Wednesday 17 September 2014

Storm of criticism awaits Rory McIlroy after his weathered comments

Rory McIlroy
SANDWICH, ENGLAND - JULY 17: Darren Clarke of Northern Ireland lifts the Claret Jug aloft following his victory at the end of the final round of The 140th Open Championship at Royal St George's on July 17, 2011 in Sandwich, England. (Photo by Stuart Franklin/Getty Images)
Darren Clarke with Alison Campbell. 'Everything is fantastic at the moment,' he says

Rory McIlroy finished with mixed emotions at The Open ... elation at his mentor, Darren Clarke's, hugely emotional win and intense frustration after his own prospects of lifting the Claret Jug were scattered on the four winds.

Indeed, the 22-year-old is likely to reap criticism with his blunt admission that: "I'm not a fan of golf tournaments where the outcome is predicted so much by the weather. It's not my sort of golf."

Especially when the youngster followed up by saying "there's no point in changing your game for one week a year."

McIlroy was in contention going into the weekend after completing the first 36 holes at Royal St Georges in even par, but was blown right off course by 35 mph gales.

After signing for a final round 73, which even included a one stroke penalty on the green at seven when his ball was blown a couple of inches backwards after address, McIlroy finished in a tie for 26th on seven-over.

His performance in Sandwich was far removed from last month's imperious, record-breaking march to victory at the US Open in Congressional, when McIlroy had appeared utterly invincible on a classic American golf course.

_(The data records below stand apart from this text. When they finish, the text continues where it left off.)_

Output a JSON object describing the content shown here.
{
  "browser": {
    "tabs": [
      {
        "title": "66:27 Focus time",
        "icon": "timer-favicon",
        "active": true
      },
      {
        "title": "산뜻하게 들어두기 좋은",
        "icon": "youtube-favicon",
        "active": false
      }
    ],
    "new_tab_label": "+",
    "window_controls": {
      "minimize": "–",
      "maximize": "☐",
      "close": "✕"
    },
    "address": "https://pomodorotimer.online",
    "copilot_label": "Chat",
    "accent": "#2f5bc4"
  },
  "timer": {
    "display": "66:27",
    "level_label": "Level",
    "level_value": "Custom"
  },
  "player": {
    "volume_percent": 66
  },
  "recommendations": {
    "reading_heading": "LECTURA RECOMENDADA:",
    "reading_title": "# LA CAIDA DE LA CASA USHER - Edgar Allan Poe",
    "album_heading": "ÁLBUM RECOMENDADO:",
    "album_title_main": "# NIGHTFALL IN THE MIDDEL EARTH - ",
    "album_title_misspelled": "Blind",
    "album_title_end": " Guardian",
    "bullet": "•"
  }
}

"Obviously, I'm disappointed with the way I finished but I'll have to wait another year to have a good run at this tournament."

McIlroy nodded at the suggestion that if he's going to contend at golf's oldest Major Championship, he's going to deal with the weather.

"It's either that or just wait for a year when the weather is nice," he responded.

"My game is suited basically for every golf course and most conditions but I don't enjoy playing in these conditions, really.

"I'd rather play when it's 80 degrees and sunny and there's not much wind," McIlroy went on.

"I can play in the wind but it's a case of just being comfortable doing that.

It was remarkable on Saturday to see McIlroy, a young man born and bred one hour by road from one of the world's finest links at Royal Co Down, look so ill-at-ease in the wind.

However, he did grow up on a parkland course in Holywood, with a game perfectly suited for the venues at which golf's other three majors are played, including Atlanta Athletic Club, where the US PGA Championship will be played next month.

No question, McIlroy's candid remarks will draw criticism from commentators steeped in the traditions of British golf but his logic is indisputable.

In the meantime, McIlroy was planning to celebrate Clarke's success in style.

"Darren's victory is going to be very emotional for a lot of people. He's had to go through a lot o and it's almost as if he's a forgotten man at home in Northern Ireland at the moment," he said.

"He's been a fantastic friend for me. He sent me texts all week at the US Open and has been a great help. Anything I've ever needed or wanted to know, he's been on the other end of the phone.

"Darren missed Munich for my celebrations and even though I don't think I'll miss a tournament for his, I'll be there in Portrush for his and I'll definitely be one of the last ones to go to bed."